Garden Design drawing showing a detailed plan

The Importance of Planning a Garden Design

It’s a common mistake, most of us have done it. Started landscaping our gardens with no real plan, just keen to get started on somewhere to sit or tidying that ugly bit in the corner.

I understand completely, and it’s something I have done in my own gardens more than once. You just want to see change and maybe you’re a long way off from having a budget to do the whole garden, so what’s the harm in just tidying up this bit or that?

Well usually very little but you could just be throwing money away if you have to alter it all later to fit in with the bigger picture. Taking the time to come up with a plan, even if it’s just an outline, for your whole garden will ensure you are working towards your final goal. 

Read on for some tips and guidance on planning a garden design, which you can implement in small chunks whilst working toward a more complete picture.


Be prepared with basic measurements.

Measure your garden out and plot the outline on a sheet of paper, A4 is good enough for most small gardens but if yours is a larger plot you might want to go and get a couple of sheets of A3 or A2.

Next note the position of any permanent features such as the shed, manhole covers etc. Then in a lighter shade or pencil mark any feature that can or will be removed or relocated, even if this wont be until a later stage of you project.

It’s also a good idea to include any large existing plants or trees that you intend to keep and repurpose into your new garden design.


Start Planning a Garden Design – don’t pick up a shovel until you do.

The first stage to designing a garden to allocate space for each function.
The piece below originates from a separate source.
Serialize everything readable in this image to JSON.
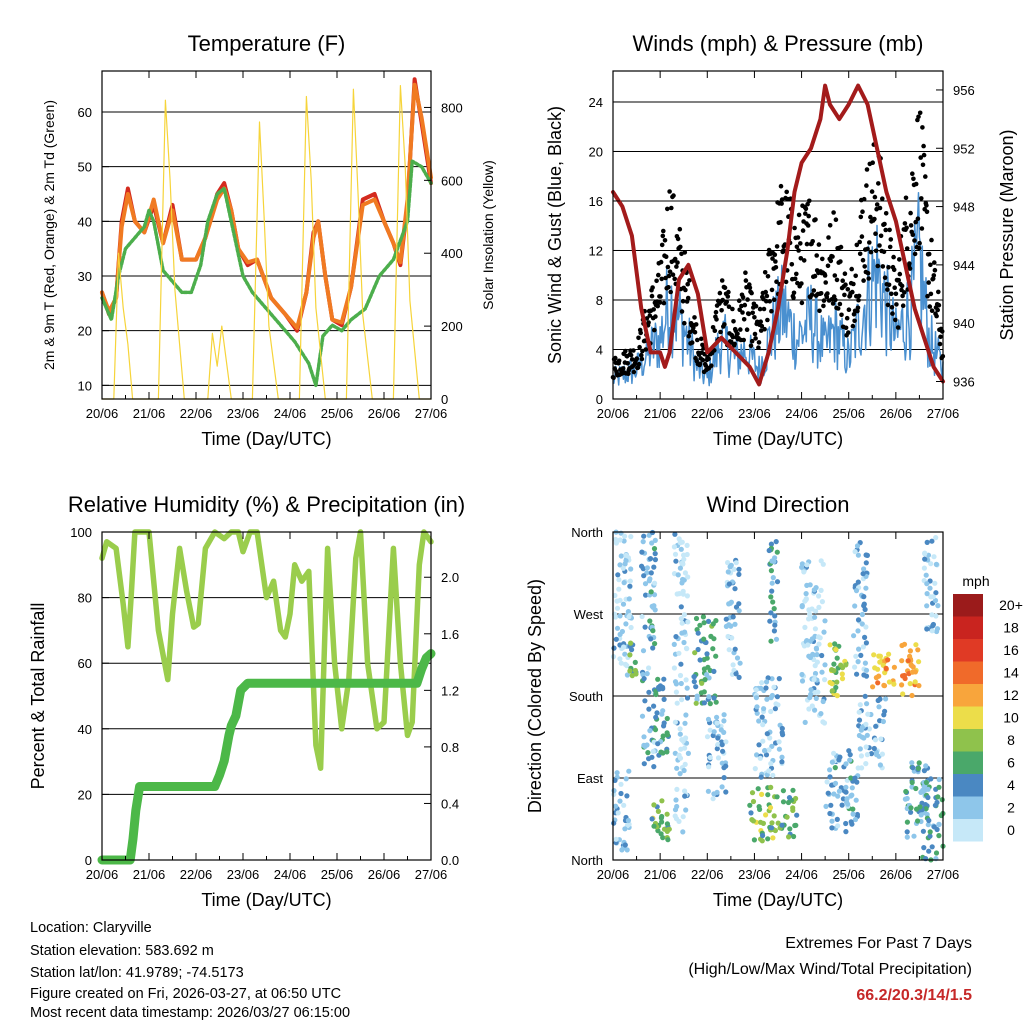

So if you have all day sun in the bottom right hand corner corner you might want your main patio to be there. Decide what size of patio you need and mark that with a rough square, circle etc. to an approximate scale. Remember this is just an outline at this stage to make sure your general concept works before hashing out the details.

Carry on using the same method for lawn space, additional seating, water feature and so on. Don’t forget to also mark out how much space you need around doors and other access points to allow free movement around your garden.


We now have a basic skeleton, but it needs flesh.

Now rough out the shape and direction of pathways, both physical and visual. You need to get from A to B within your garden but a straight line is rarely the best route. When you walk through your garden it should feel like a journey, one that guides you though to new views and perspectives. A straight path will make your garden seem smaller by drawing your eye instantly from one point to another without pausing to take in anything along the way.

You need to do this in a wholistic way with the other features and areas so now is also the time to give form and shape to your patio, lawn and planting beds. Are you a fan of sweeping curves or geometric straight edges?

Keep at this, do it over as many times as you need to until you start to see the result that pleases you.


Okay, so it should be getting exciting now.

Time to add some detail, start to decide on materials for your patio and your preferred laying pattern for them. Do you want a modern banded paving pattern or a selection of sizes laid in a random pattern. If you are curving the edges, will you just leave the sawn edges or would it look better to band them with a row of brick or stone sets?

What plants will give the garden it’s structure and height? These you need to plant early on so they can mature. That way even if it takes you years to complete the landscaping, when you finally finish your garden will look mature right away.


Now it’s time to channel your inner Landscaper.

You have a plan, it’s incomplete but the import parts are known. If your are breaking the project down into bitesize chunks you can begin to implement them knowing that you are working towards a cohesive whole. Don’t worry about the smaller details like infill planting or even what type of water feature you want (unless of course that’s your first chunk). These details can be addressed later and it give you time to consider lots of options and develop your plan in more depth whilst progressing the build.

Even if you are attempting to landscape the entire project in one go, it’s is crucial to have an order of operations. Knowing which parts need excavating, to what shape and depth and doing that as a single block of work, will save you money and time when hiring a digger and skips for instance.


Now you understand the importance of planning a garden design

Planning a garden design can be a stressful and terrifying experience, but it doesn’t have to be.

By following these simple tips, you will always know what your objective is, when spending your money and effort.